The Pixel Crush

-------------------------------------------|Digital Animation & Game Criticism|-------------------------------------------

Sunday 12 June 2011

An Open Letter to Dan Hay regarding non-diegetic gameplay elements in Far Cry 3

Savannah's are forsaken for jungle in Far Cry 3, like ludic themes are discarded for experience points... 
Hey Dan,

I don't usually write to developers about the games they're working on, because I figured that you guys are far more qualified to make creative decisions than your fanbase. But since I watched the E3 demo of Far Cry 3 I can't help but voice my opinion for the sequel to a game that affected me quite profoundly.

I never played the original Far Cry, but when I read such interesting things about Far Cry 2 I had to give it a try.
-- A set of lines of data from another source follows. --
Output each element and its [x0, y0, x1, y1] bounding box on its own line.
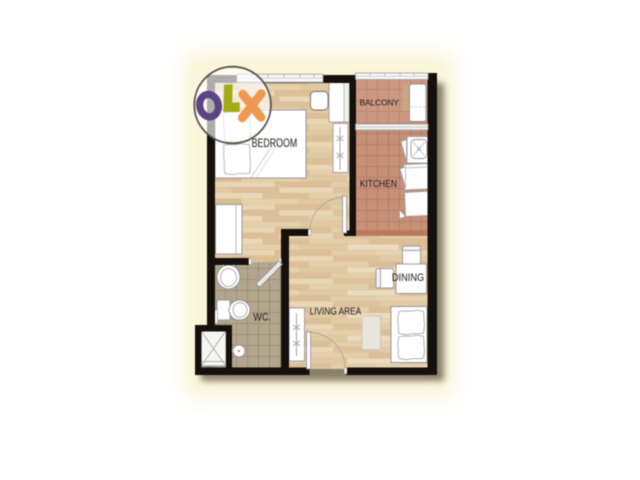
- svg-text:DINING: DINING: [392, 272, 424, 284]
- svg-text:BALCONY: BALCONY: [360, 98, 400, 108]
- svg-text:BEDROOM: BEDROOM: [252, 136, 298, 150]
- svg-text:WC.: WC.: [253, 311, 271, 323]
- svg-text:KITCHEN: KITCHEN: [360, 179, 397, 190]
- svg-text:LIVING AREA: LIVING AREA: [310, 307, 362, 318]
At first I hated it, the game kicked my arse round the African savannah until it taught me its rules, its themes and ideals, until they were beaten into me. It was a raw, immersive, uncompromising piece of visionary game design that redefined the potential I saw in videogames as a storytelling entertainment medium.

Now that Clint Hocking has moved on from Ubisoft I can only imagine your team is ready to prove itself without his hand at the wheel and from what I've seen it looks like a new direction, perhaps more guided, but exciting none-the-less. The one thing I would ask of you is to remove the dumb scores that pop up on the HUD when the player performs things. How can the game deign to reward the player for killing another human as if it knows what was right, what the context was, or what the player was feeling, Far Cry 2 nailed that moral ambiguity so well that when you enjoyed the killing, you knew its world had claimed you in its sick seduction of brutality.

LA Noire made this mistake by scoring player interrogations so that when the player failed they knew they had done so, and instead of feel the consequences of their mistakes and experience real player agency, they simply felt the urge to restart the case and get a better score, totally missing the point of the interrogations.

Keep up the great work and don't be afraid to make something as exciting and uncompromising as I know your team is capable of. Because, to paraphrase Voss, 'its insanity to do the same things over and over and expect shit to change.'

A fan,

Olly

1 comment:

  1. Exactly right! The way that many narrative games still insist on including a traditional scoring system is one of the major things holding back true immersion and artistic abstraction and ambiguity.